In a new working paper, we develop a theoretical model showing how production network ties fundamentally alter the political incentives of domestic firms. A firm embedded as a supplier to an export-oriented hub has strong indirect incentives to support trade liberalisation — even if it never directly exports a single unit.
The Production Network Mechanism
The core insight is straightforward: when a firm sells intermediate goods to a downstream exporter, its fortunes are tied to that exporter's competitiveness in international markets. A tariff hike that harms the exporter ripples upstream, reducing demand for the supplier's output. The supplier is exposed to international markets not through its own trade but through its network position.
Ignoring production network ties risks systematically misattributing who benefits from — and who bears the costs of — economic globalisation.
This mechanism has significant implications for our understanding of political coalitions. Rather than a fragmented landscape of individual firm interests, production networks can aggregate preferences across many firms — creating the basis for broad coalitions that cut across sectors.
Empirical Evidence
We test these predictions using a new cross-country dataset linking firm-level trade data to domestic input–output relationships. The dataset covers 18 countries over a 20-year period, and captures both the quantity and quality of production ties between firms in different sectors.

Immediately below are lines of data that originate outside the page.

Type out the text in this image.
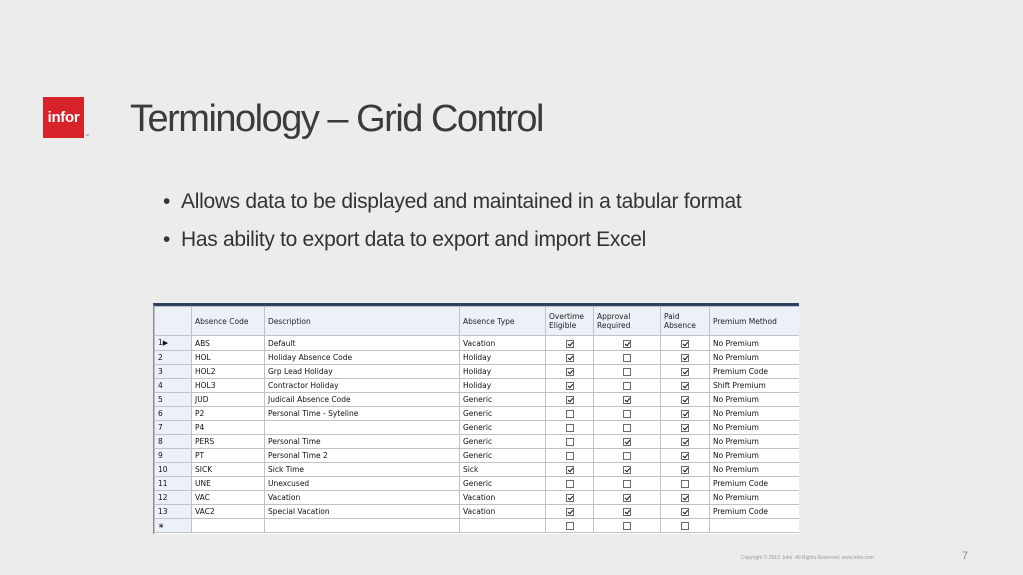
infor
™ Terminology – Grid Control
• Allows data to be displayed and maintained in a tabular format
• Has ability to export data to export and import Excel
	Absence Code	Description	Absence Type	Overtime Eligible	Approval Required	Paid Absence	Premium Method
1▶	ABS	Default	Vacation				No Premium
2	HOL	Holiday Absence Code	Holiday				No Premium
3	HOL2	Grp Lead Holiday	Holiday				Premium Code
4	HOL3	Contractor Holiday	Holiday				Shift Premium
5	JUD	Judicail Absence Code	Generic				No Premium
6	P2	Personal Time - Syteline	Generic				No Premium
7	P4		Generic				No Premium
8	PERS	Personal Time	Generic				No Premium
9	PT	Personal Time 2	Generic				No Premium
10	SICK	Sick Time	Sick				No Premium
11	UNE	Unexcused	Generic				Premium Code
12	VAC	Vacation	Vacation				No Premium
13	VAC2	Special Vacation	Vacation				Premium Code
∗							
Copyright © 2012. Infor. All Rights Reserved. www.infor.com	7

Our findings provide strong support for the network mechanism. Firms with greater upstream exposure to globally engaged customers are significantly more likely to engage in political activity favouring trade liberalisation — even after controlling for their own trade exposure, size, and sector.
Coalition Formation
Beyond individual firm behaviour, we show that denser production network ties between sectors correlate with the formation of cross-sectoral trade coalitions. Sectors that are tightly integrated through buyer–supplier relationships are more likely to coordinate their lobbying efforts — and to do so across traditional sector boundaries.
Implications
These findings have important implications for how we think about the political economy of globalisation. Standard accounts focus on the direct winners and losers from trade. Our framework reveals a much larger set of firms and workers who are indirectly affected through production network ties — and who, under the right conditions, can be mobilised into politically relevant coalitions.
The paper is currently under review. A preprint will be posted to SSRN in early 2025. We welcome feedback from scholars working on related questions.